Bunun üzerine Hz. Peygamber olaya şöyle açıklık getirdi:
”Arkadaşımız, Allah için cihat sırasında ganimetten çalmıştı!” Bunun üzerine, maktulün eşyasını karıştırdık. Yahudilere ait boncuk kolyelerden iki dirhem bile etmeyen bir kolyeyi çalmış olduğunu gördük.” (Muvatta, Cihad, 23)
Demek ki, şehitlik kişinin birçok günahına keffaret olduğu hâlde, kamuya ait hıyanet günahını ve kul haklarını ortadan kaldırmıyor.
Kamu hakkını ihlal etmenin çeşitli yöntemleri vardır bazılarını şöyle sıralayabiliriz;
1-Kamu arazilerini işgal etmek, üzerine bina yapmak. “Kim bir karış miktarı bir yere (başkasının arazisine) haksız olarak sahip olursa, o yerin yedi katı boynuna geçirilir.” (Buhari, Mezalim, 13)

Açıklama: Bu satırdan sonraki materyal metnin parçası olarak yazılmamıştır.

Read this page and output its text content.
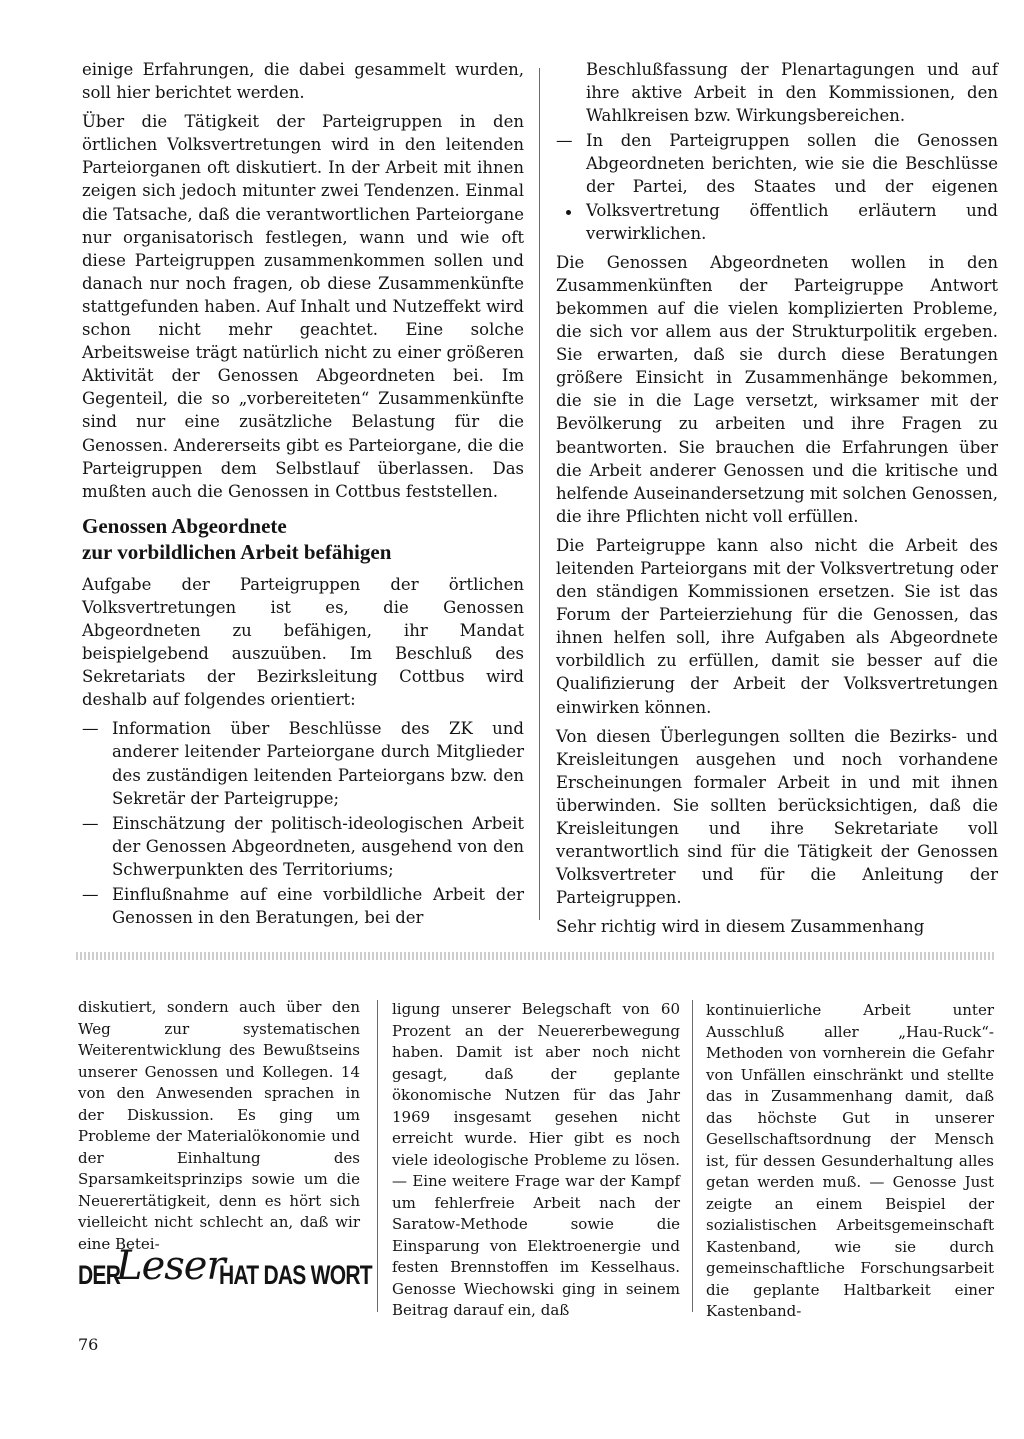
einige Erfahrungen, die dabei gesammelt wurden, soll hier berichtet werden.

Über die Tätigkeit der Parteigruppen in den örtlichen Volksvertretungen wird in den leitenden Parteiorganen oft diskutiert. In der Arbeit mit ihnen zeigen sich jedoch mitunter zwei Tendenzen. Einmal die Tatsache, daß die verantwortlichen Parteiorgane nur organisatorisch festlegen, wann und wie oft diese Parteigruppen zusammenkommen sollen und danach nur noch fragen, ob diese Zusammenkünfte stattgefunden haben. Auf Inhalt und Nutzeffekt wird schon nicht mehr geachtet. Eine solche Arbeitsweise trägt natürlich nicht zu einer größeren Aktivität der Genossen Abgeordneten bei. Im Gegenteil, die so „vorbereiteten“ Zusammenkünfte sind nur eine zusätzliche Belastung für die Genossen. Andererseits gibt es Parteiorgane, die die Parteigruppen dem Selbstlauf überlassen. Das mußten auch die Genossen in Cottbus feststellen.

Genossen Abgeordnete
zur vorbildlichen Arbeit befähigen

Aufgabe der Parteigruppen der örtlichen Volksvertretungen ist es, die Genossen Abgeordneten zu befähigen, ihr Mandat beispielgebend auszuüben. Im Beschluß des Sekretariats der Bezirksleitung Cottbus wird deshalb auf folgendes orientiert:

— Information über Beschlüsse des ZK und anderer leitender Parteiorgane durch Mitglieder des zuständigen leitenden Parteiorgans bzw. den Sekretär der Parteigruppe;
— Einschätzung der politisch-ideologischen Arbeit der Genossen Abgeordneten, ausgehend von den Schwerpunkten des Territoriums;
— Einflußnahme auf eine vorbildliche Arbeit der Genossen in den Beratungen, bei der
Beschlußfassung der Plenartagungen und auf ihre aktive Arbeit in den Kommissionen, den Wahlkreisen bzw. Wirkungsbereichen.
— In den Parteigruppen sollen die Genossen Abgeordneten berichten, wie sie die Beschlüsse der Partei, des Staates und der eigenen Volksvertretung öffentlich erläutern und verwirklichen.

Die Genossen Abgeordneten wollen in den Zusammenkünften der Parteigruppe Antwort bekommen auf die vielen komplizierten Probleme, die sich vor allem aus der Strukturpolitik ergeben. Sie erwarten, daß sie durch diese Beratungen größere Einsicht in Zusammenhänge bekommen, die sie in die Lage versetzt, wirksamer mit der Bevölkerung zu arbeiten und ihre Fragen zu beantworten. Sie brauchen die Erfahrungen über die Arbeit anderer Genossen und die kritische und helfende Auseinandersetzung mit solchen Genossen, die ihre Pflichten nicht voll erfüllen.

Die Parteigruppe kann also nicht die Arbeit des leitenden Parteiorgans mit der Volksvertretung oder den ständigen Kommissionen ersetzen. Sie ist das Forum der Parteierziehung für die Genossen, das ihnen helfen soll, ihre Aufgaben als Abgeordnete vorbildlich zu erfüllen, damit sie besser auf die Qualifizierung der Arbeit der Volksvertretungen einwirken können.

Von diesen Überlegungen sollten die Bezirks- und Kreisleitungen ausgehen und noch vorhandene Erscheinungen formaler Arbeit in und mit ihnen überwinden. Sie sollten berücksichtigen, daß die Kreisleitungen und ihre Sekretariate voll verantwortlich sind für die Tätigkeit der Genossen Volksvertreter und für die Anleitung der Parteigruppen.

Sehr richtig wird in diesem Zusammenhang

diskutiert, sondern auch über den Weg zur systematischen Weiterentwicklung des Bewußtseins unserer Genossen und Kollegen. 14 von den Anwesenden sprachen in der Diskussion. Es ging um Probleme der Materialökonomie und der Einhaltung des Sparsamkeitsprinzips sowie um die Neuerertätigkeit, denn es hört sich vielleicht nicht schlecht an, daß wir eine Betei-

ligung unserer Belegschaft von 60 Prozent an der Neuererbewegung haben. Damit ist aber noch nicht gesagt, daß der geplante ökonomische Nutzen für das Jahr 1969 insgesamt gesehen nicht erreicht wurde. Hier gibt es noch viele ideologische Probleme zu lösen. — Eine weitere Frage war der Kampf um fehlerfreie Arbeit nach der Saratow-Methode sowie die Einsparung von Elektroenergie und festen Brennstoffen im Kesselhaus. Genosse Wiechowski ging in seinem Beitrag darauf ein, daß

kontinuierliche Arbeit unter Ausschluß aller „Hau-Ruck“-Methoden von vornherein die Gefahr von Unfällen einschränkt und stellte das in Zusammenhang damit, daß das höchste Gut in unserer Gesellschaftsordnung der Mensch ist, für dessen Gesunderhaltung alles getan werden muß. — Genosse Just zeigte an einem Beispiel der sozialistischen Arbeitsgemeinschaft Kastenband, wie sie durch gemeinschaftliche Forschungsarbeit die geplante Haltbarkeit einer Kastenband-

DER
Leser
HAT DAS WORT
76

2-Kaçak elektrik ve su kullanmak.
3-Vergi kaçırmak, vergi vermemek. Yine vergi borcunu ödememek, ya da vergi kaçırmak da önemli bir kamu hakkı ihlâlidir. Her insanın, vatandaşı olduğu ülkeden beklediği hakları olduğu gibi, yerine getirmekle yükümlü olduğu görevleri de vardır.
Vergi de bu görevlerden biridir. Kişinin, vergi verebilecek güç ve imkâna sahip olmasına rağmen, vergisini vermeyip, başkalarının verdiği vergilerle sunulan kamu hizmetlerinden -katkıda bulunmadığı hâlde- yararlanması da, “nimet ve hizmetten haksız bir şekilde yararlanma” olarak değerlendirilmelidir.
4-Yola veya dışarıya tükürmek ve izmarit atmak. Bir kişi yola tükürdüğü zaman hem başkalarını rahatsız ederek, hemde şayet bir hastalığı varsa teneffüs yolu ile başkalarına da bulaştırarak,farkında bile olmadan birçok kişinin hakkına tecavüz etmiş oluyor.Sigara izmariti veya başka yollarla toplumun ortak alanlarını kirletmeyi de aynı şekilde değerlendirebiliriz.
Daha bu örnekleri çoğaltmamız mümkündür. Yüce Allah, haksız yere başkasının malını yemeyi bütün insanlara yasaklamıştır.
وَلاَ تَأْكُلُواْ أَمْوَالَكُم بَيْنَكُم بِالْبَاطِلِ
“Aranızda birbirinizin mallarını haksız yere yemeyin” (Bakara, 2/188)
Allah’ın huzuruna kul hakkı ile çıkmanın, çok ağır bir vebali vardır. Böyle bir günahın Allah tarafından bağışlanması, hak sahibinin affetmesi şartına bağlanmıştır.
Hak sahibi, ondan hakkını almadıkça veya bu hakkından vazgeçmedikçe, Allah, kul hakkı yiyenin günahını affetmemektedir. İlâhî adalet bunu gerektirir.
Unutulmamalıdır ki, kamu malından çalmanın vebali ve günahı sadece bu işi yapanların değil, bu gibilerini koruyup gözetenlerin veya göz yumanların da üzerindedir.
Sevgili Peygamberimiz,
“Kim aşıranı gizlerse, o da ondandır” (Ebu Davud, Cihad, 135)
Hülasa kamu mallarına hıyanet Allah’ın affetmeyeceği günahlardandır. Bu gibi kimseler dünyada hak sahipleriyle helâlleşip tevbe etmedikleri takdirde ki, bu mümkün görülmemektedir ahirette hak sahipleri onlardan haklarını alacak ve Allah’ın huzurunda hesaplaşacaklardır.
Hesabımızı Ahirete bırakmamak için bu dünyada dikkatli olmalı, bir telefon açma bile olsa kamuya ait hususlarda gereken itinayı göstermeliyiz.